Daily Devotion and Podcast



“Then I said, ‘O LORD, God of heaven, the great and awesome God who keeps his covenant of unfailing love with those who love him and obey his commands, listen to my prayer! Look down and see me praying night and day for your people Israel. I confess that we have sinned against you. Yes, even my own family and I have sinned!’” (Nehemiah 1.5–6)

I don’t know where I got the image, but when I think of confession I think of a man sitting at a table with a single bright light overhead. The interrogator won’t let him go till he makes a confession. It’s a torturous process that ranks up there with eating glass as a thing I most want to do.

The Biblical definition of confession, however, is much different. It means agreement. In the case of confession to God we are agreeing with God that something is true. Confession is what happens to me when my wife has been talking and then says, “You didn’t hear anything I just said, did you?” Busted, I sheepishly say, “No, I didn’t.” In that moment I have agreed with her, and we are saying the same thing. That is confession.

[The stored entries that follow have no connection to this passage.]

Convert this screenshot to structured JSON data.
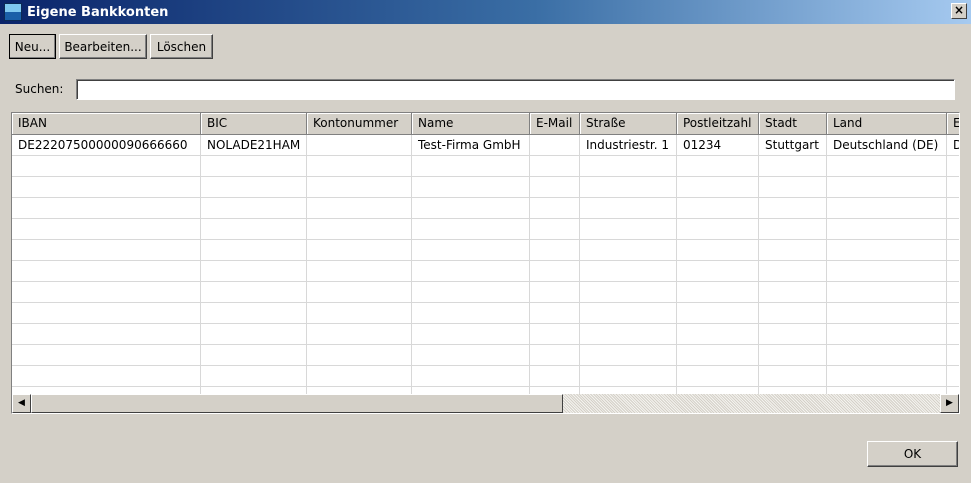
{
  "window": {
    "title": "Eigene Bankkonten",
    "close_glyph": "×"
  },
  "toolbar": {
    "new_label": "Neu...",
    "edit_label": "Bearbeiten...",
    "delete_label": "Löschen"
  },
  "search": {
    "label": "Suchen:",
    "value": ""
  },
  "table": {
    "columns": [
      "IBAN",
      "BIC",
      "Kontonummer",
      "Name",
      "E-Mail",
      "Straße",
      "Postleitzahl",
      "Stadt",
      "Land",
      "E"
    ],
    "rows": [
      [
        "DE22207500000090666660",
        "NOLADE21HAM",
        "",
        "Test-Firma GmbH",
        "",
        "Industriestr. 1",
        "01234",
        "Stuttgart",
        "Deutschland (DE)",
        "D"
      ]
    ],
    "empty_rows": 12
  },
  "scrollbar": {
    "left_arrow": "◀",
    "right_arrow": "▶"
  },
  "footer": {
    "ok_label": "OK"
  }
}
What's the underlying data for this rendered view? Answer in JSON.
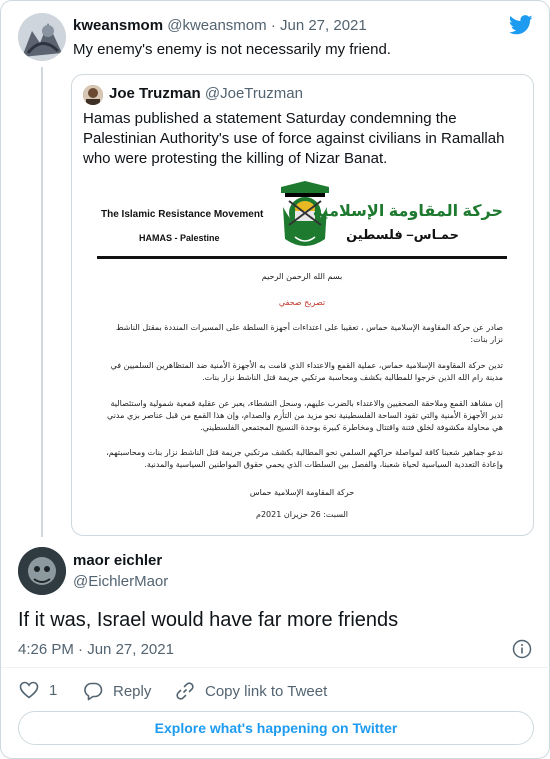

God had dealt His people a devastating blow. Ignoring all the warnings, Israel had plunged deeper and deeper into wickedness until God finally said, “Enough!” The resulting destruction, captivity and persecution had left everyone broken and devoid of any self-righteousness. All Nehemiah could do was to agree with God that they had gotten what they deserved. Though the nation’s rebellion had occurred at least a hundred years before Nehemiah was born, he said, “My own family and I have sinned!”

Those who glory in the pride of man would see Nehemiah’s admission as defeat. But those who glory in the power of God see this as the beginning of victory, for God ever stands ready to revive the heart of the contrite. He gives grace to the humble.

There was no solitary lamp hanging over Nehemiah’s head. No ruthless interrogator was firing pointed questions designed to wring out a confession. Nehemiah simply surrendered to the truth. He declared that God was right and they were wrong. But in that agreement was the promise of real and lasting change.